If you’re unhappy with the decision

You may be able to:

  • get a decision ‘set aside’
  • appeal to the Upper Tribunal (Administrative Appeals Chamber)

Your decision letter has more information.

Get a decision set aside

You’ll be told how to get a decision ‘set aside’ (cancelled) if you think there’s been a mistake in the process. Contact Citizens Advice Bureau if you need help.

Appeal to the Upper Tribunal Administrative Appeals Chamber

You can only appeal to the Upper Tribunal (Administrative Appeals Chamber) if you think the decision was wrong for a legal reason, for example, if the tribunal didn’t:

  • give proper reasons for its decision, or back up the decision with facts
  • apply the law properly

Contact Citizens Advice Bureau if you need help.

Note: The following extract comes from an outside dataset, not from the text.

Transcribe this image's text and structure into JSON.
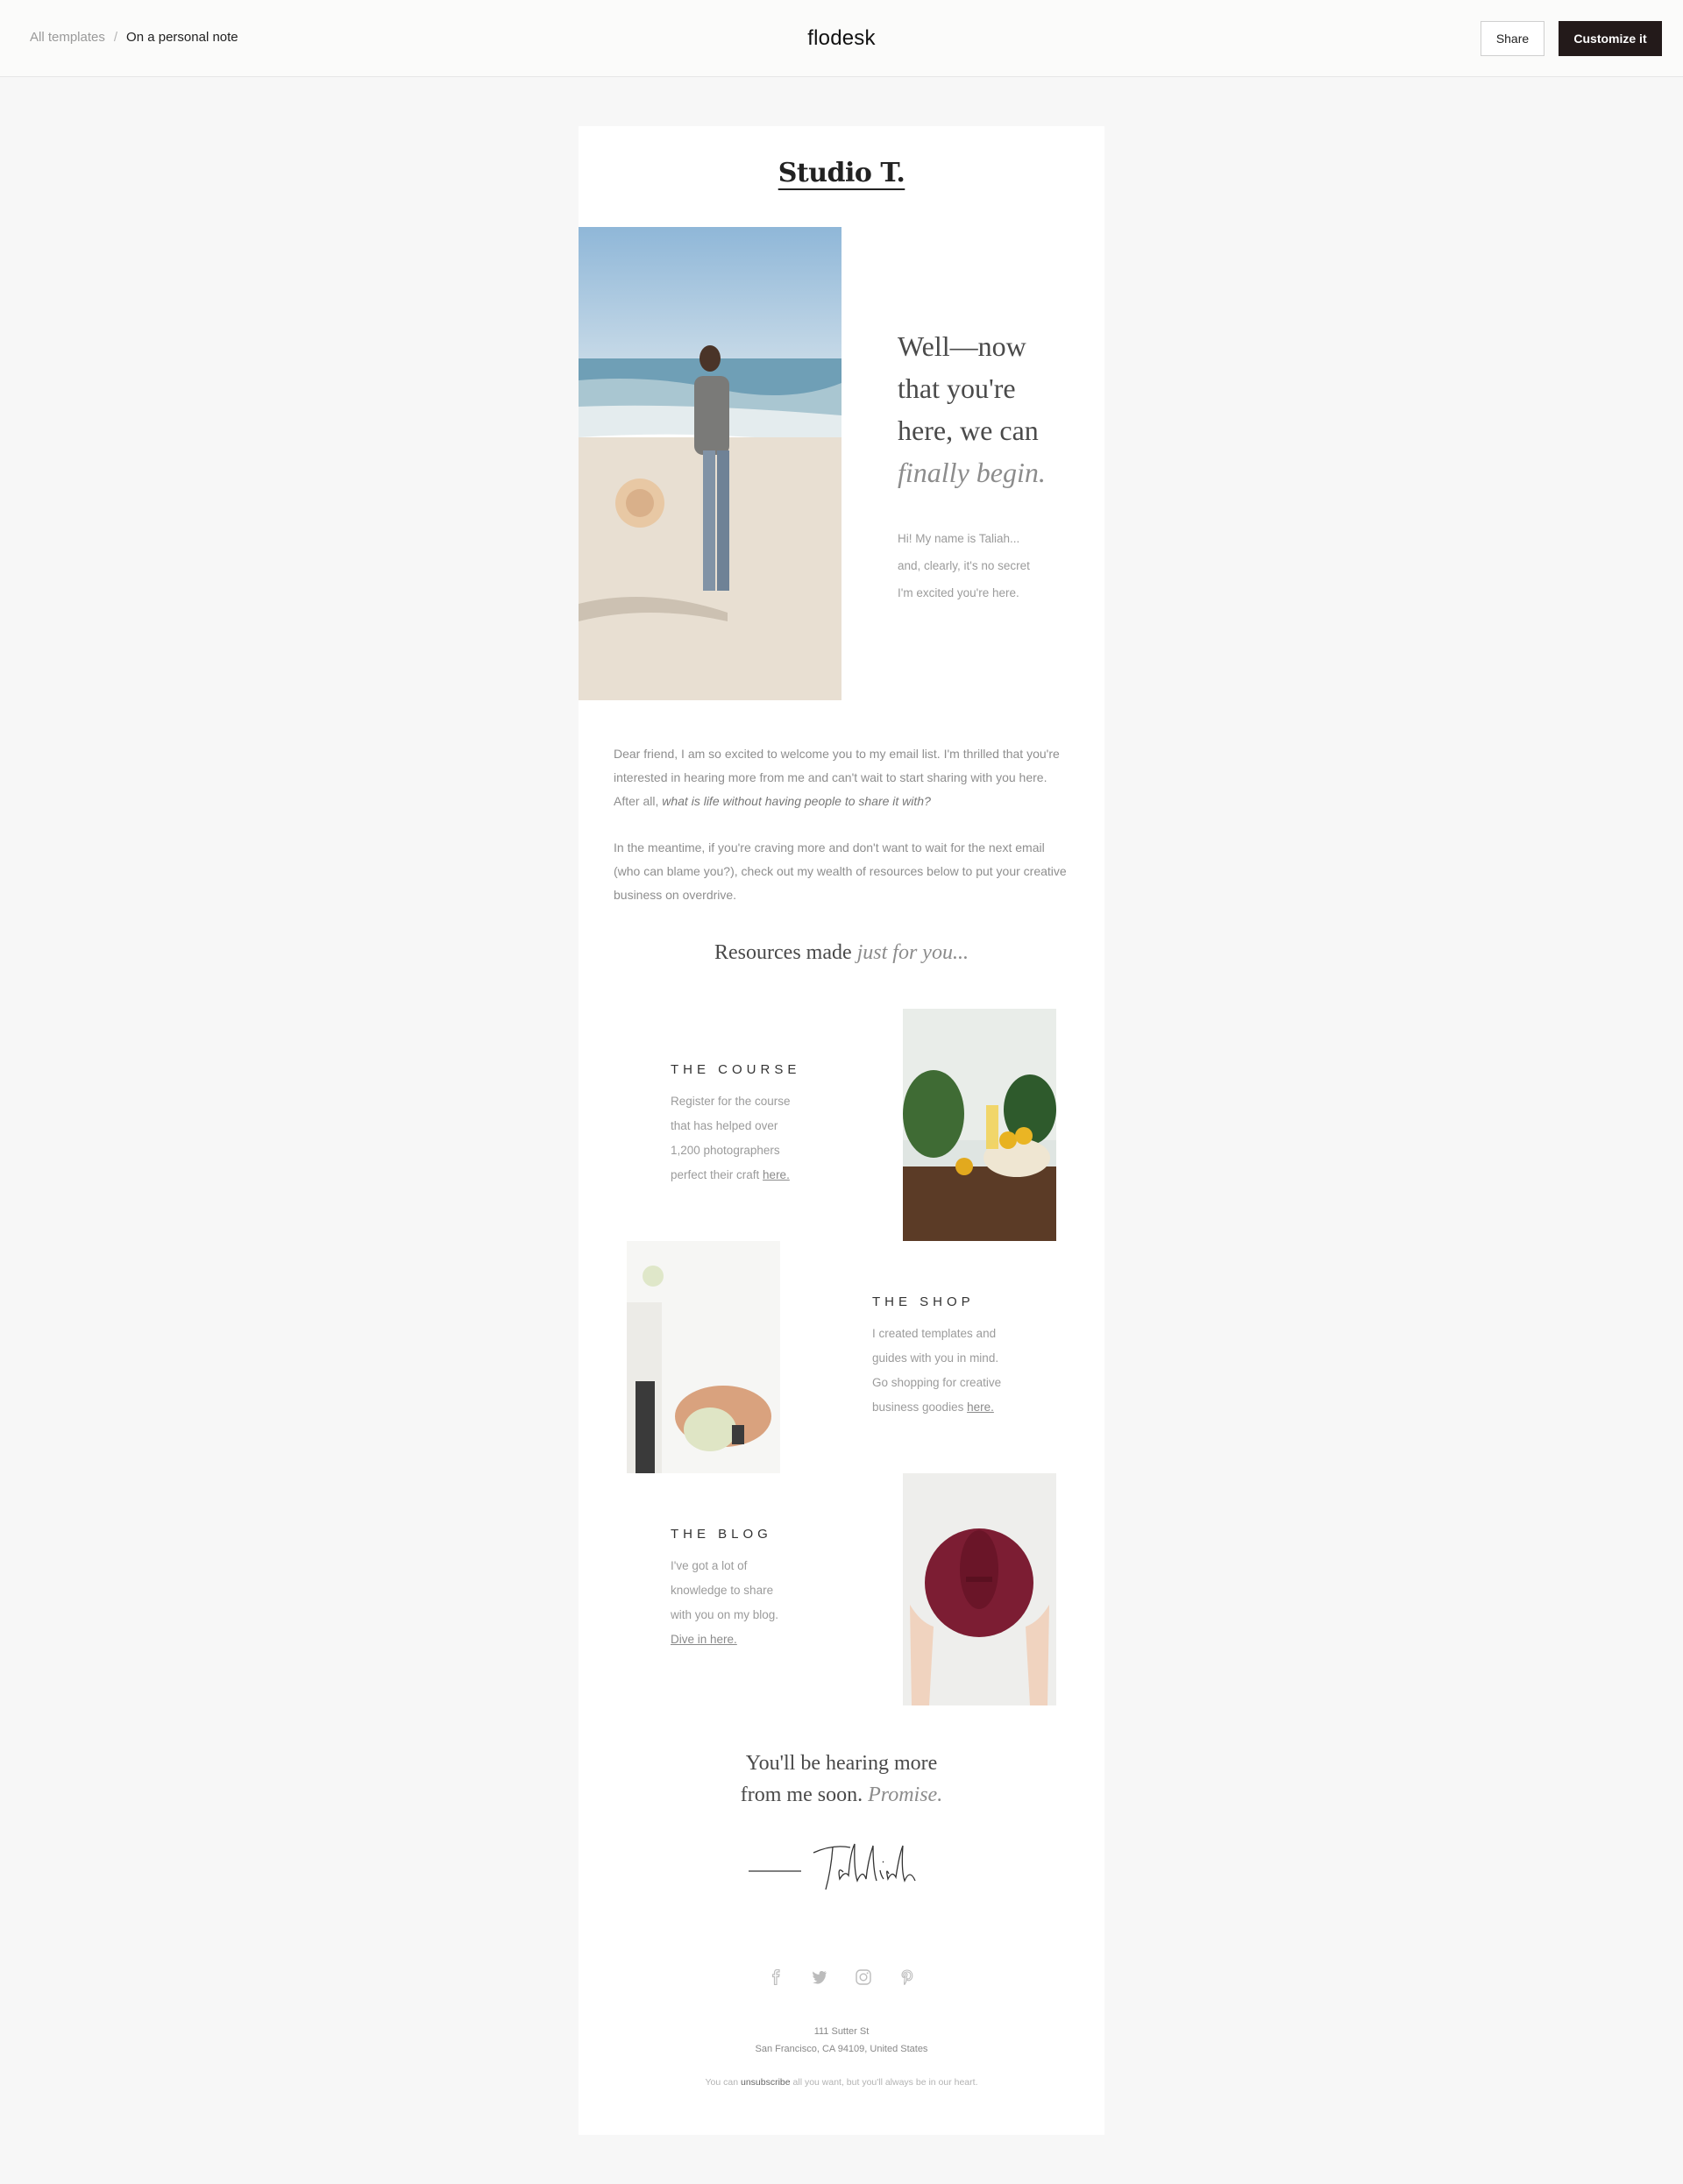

You must then follow 3 steps.

  1. Ask the Social Security and Child Support Tribunal for full written reasons (known as a ‘statement of reasons’) within one month of the date of the decision. The decision letter will tell you how to do this.

  2. Ask the Social Security and Child Support Tribunal for permission to appeal to the Upper Tribunal (Administrative Appeals Chamber).

  3. If the Social Security and Child Support Tribunal refuses, ask the Upper Tribunal (Administrative Appeals Chamber) for permission to appeal.

Legislation

The tribunal must follow the rules in the Tribunal Procedure (First-tier Tribunal) (Social Entitlement Chamber) Rules 2008.